CaduceusI think the answers are “no” and “yes”. These two words are not related in that they do not have roots (cad-) that share the same source. Latin caduceus is a strange corruption of Greek dialectal karukeion “herald’s staff”, from karux “herald”. (Hermes was also a herald.) This leaves us with the question of how did such a major corruption come about? Latin C transliterated Greek K but D was not a usual transliteration of R.

Well, here caducus “falling, caducous” might have been influential. Since this word refers to falling in the sense of falling in battle and the falling of leaves, it might have influenced the transfiguration of karukeion in its journey to Latin. But the relationship would be influence, not shared origin.

An interesting sidenote if you don’t already know it: The caduceus was aAsclepius's Rod staff carried by Hermes, who was the protector of liars and thieves, as well as a herald. It became the symbol of the medical profession in the US as the result of confusing it with the Rod of Asclepius, the son of Apollo who was a practitioner of medicine according to Greek mythology. Only one snake crept around Asclepius’s rod and it had no wings atop it.

Phrasal Folk Etymology

Friday, November 7th, 2008

My old friend Chris Stewart in South Africa wrote recently:

I do however remember that I was pondering how certain words only survive in phrases (like Kith as in “Kith & Kin”, or Fell as in “Fell Swoop”—or, as the dyslexic community I belong to might say, a “Swell Foop”, which somehow seems to sound like it means something).

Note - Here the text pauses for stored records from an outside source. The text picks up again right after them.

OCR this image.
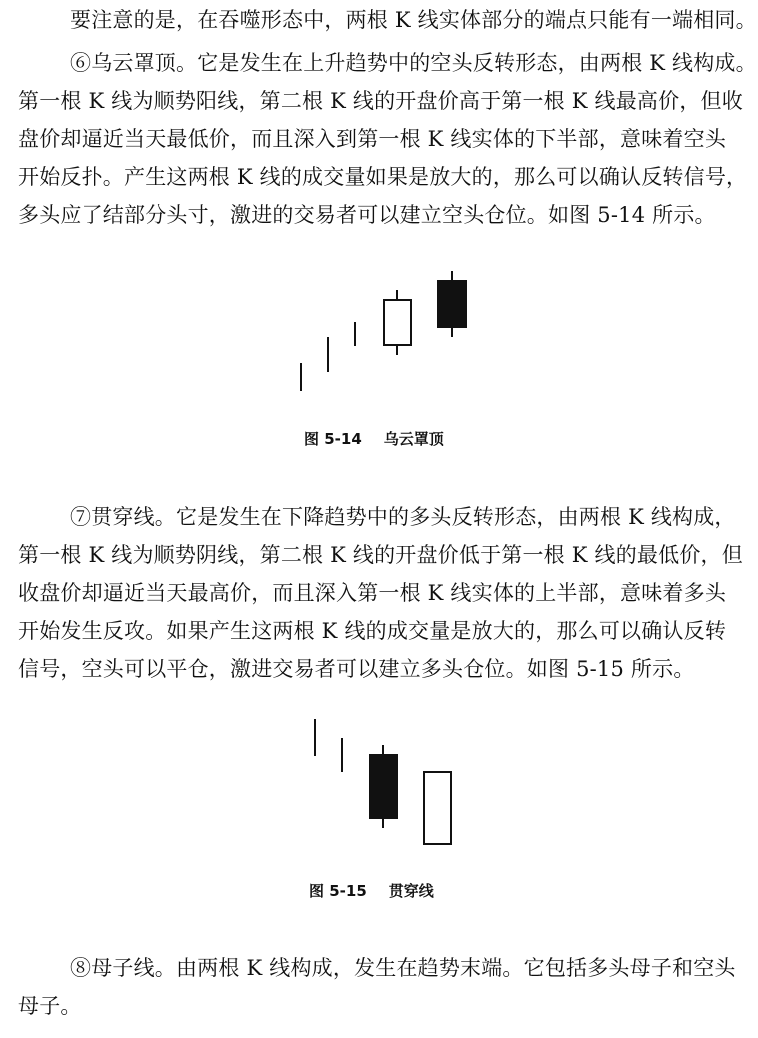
要注意的是，在吞噬形态中，两根 K 线实体部分的端点只能有一端相同。
⑥乌云罩顶。它是发生在上升趋势中的空头反转形态，由两根 K 线构成。
第一根 K 线为顺势阳线，第二根 K 线的开盘价高于第一根 K 线最高价，但收
盘价却逼近当天最低价，而且深入到第一根 K 线实体的下半部，意味着空头
开始反扑。产生这两根 K 线的成交量如果是放大的，那么可以确认反转信号，
多头应了结部分头寸，激进的交易者可以建立空头仓位。如图 5-14 所示。
图 5-14 乌云罩顶
⑦贯穿线。它是发生在下降趋势中的多头反转形态，由两根 K 线构成，
第一根 K 线为顺势阴线，第二根 K 线的开盘价低于第一根 K 线的最低价，但
收盘价却逼近当天最高价，而且深入第一根 K 线实体的上半部，意味着多头
开始发生反攻。如果产生这两根 K 线的成交量是放大的，那么可以确认反转
信号，空头可以平仓，激进交易者可以建立多头仓位。如图 5-15 所示。
图 5-15 贯穿线
⑧母子线。由两根 K 线构成，发生在趋势末端。它包括多头母子和空头
母子。
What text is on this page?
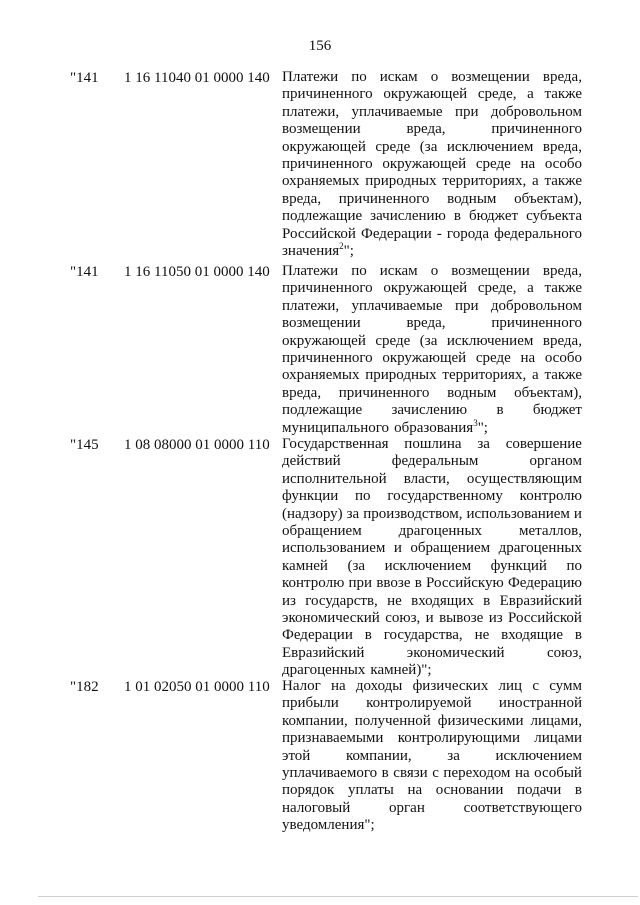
156
"141 1 16 11040 01 0000 140 Платежи по искам о возмещении вреда,
причиненного окружающей среде, а также
платежи, уплачиваемые при добровольном
возмещении	вреда,	причиненного
окружающей среде (за исключением вреда,
причиненного окружающей среде на особо
охраняемых природных территориях, а также
вреда, причиненного водным объектам),
подлежащие зачислению в бюджет субъекта
Российской Федерации - города федерального
значения$^2$";
"141 1 16 11050 01 0000 140 Платежи по искам о возмещении вреда,
причиненного окружающей среде, а также
платежи, уплачиваемые при добровольном
возмещении	вреда,	причиненного
окружающей среде (за исключением вреда,
причиненного окружающей среде на особо
охраняемых природных территориях, а также
вреда, причиненного водным объектам),
подлежащие зачислению в бюджет
муниципального образования$^3$";
"145 1 08 08000 01 0000 110 Государственная пошлина за совершение
действий	федеральным	органом
исполнительной власти, осуществляющим
функции по государственному контролю
(надзору) за производством, использованием и
обращением драгоценных металлов,
использованием и обращением драгоценных
камней (за исключением функций по
контролю при ввозе в Российскую Федерацию
из государств, не входящих в Евразийский
экономический союз, и вывозе из Российской
Федерации в государства, не входящие в
Евразийский	экономический	союз,
драгоценных камней)";
"182 1 01 02050 01 0000 110 Налог на доходы физических лиц с сумм
прибыли контролируемой иностранной
компании, полученной физическими лицами,
признаваемыми контролирующими лицами
этой компании, за исключением
уплачиваемого в связи с переходом на особый
порядок уплаты на основании подачи в
налоговый	орган	соответствующего
уведомления";
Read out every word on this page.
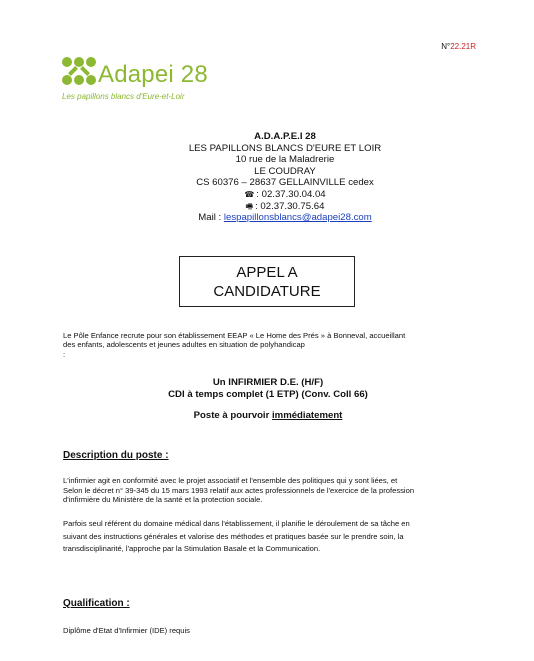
N°22.21R
Adapei 28
Les papillons blancs d'Eure-et-Loir
A.D.A.P.E.I 28
LES PAPILLONS BLANCS D'EURE ET LOIR
10 rue de la Maladrerie
LE COUDRAY
CS 60376 – 28637 GELLAINVILLE cedex
☎ : 02.37.30.04.04
🖷 : 02.37.30.75.64
Mail : lespapillonsblancs@adapei28.com
APPEL A
CANDIDATURE
Le Pôle Enfance recrute pour son établissement EEAP « Le Home des Prés » à Bonneval, accueillant
des enfants, adolescents et jeunes adultes en situation de polyhandicap
:
Un INFIRMIER D.E. (H/F)
CDI à temps complet (1 ETP) (Conv. Coll 66)
Poste à pourvoir immédiatement
Description du poste :
L'infirmier agit en conformité avec le projet associatif et l'ensemble des politiques qui y sont liées, et
Selon le décret n° 39-345 du 15 mars 1993 relatif aux actes professionnels de l'exercice de la profession
d'infirmière du Ministère de la santé et la protection sociale.
Parfois seul référent du domaine médical dans l'établissement, il planifie le déroulement de sa tâche en
suivant des instructions générales et valorise des méthodes et pratiques basée sur le prendre soin, la
transdisciplinarité, l'approche par la Stimulation Basale et la Communication.
Qualification :
Diplôme d'Etat d'Infirmier (IDE) requis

Phrases like “kith and kin” and “to and fro”, in fact, don’t survive. We insist on having current words even in our unpredictable idioms. Most Americans now say “kissin’ kin” and “back and forth” instead of using their archaic counterparts. You meet the archaic phrases only in the written word.

“One fell swoop” is OK because all the words in that phrase are current English words, with or without their original meanings. The important issue seems to be that the components of English phrases, idiomatic or not, be current words in English, whether they make sense in the phrase or not.

The same applies to folk etymology, which I have just explained in the latest addition to Dr. Goodword’s Office and the alphaDictionary resources (click here). Folk etymology converts strange-sounding foreign words into user-friendly English words. The interesting fact is that folk etymology does not care if the words involved make sense so long as they are actual, current English words.

Old French, mousseron, for example, became English mushroom. Mushroom? Mushrooms are not rooms and they have nothing to do with mush? That doesn’t matter to folk etymology so long as mush and room are current English words.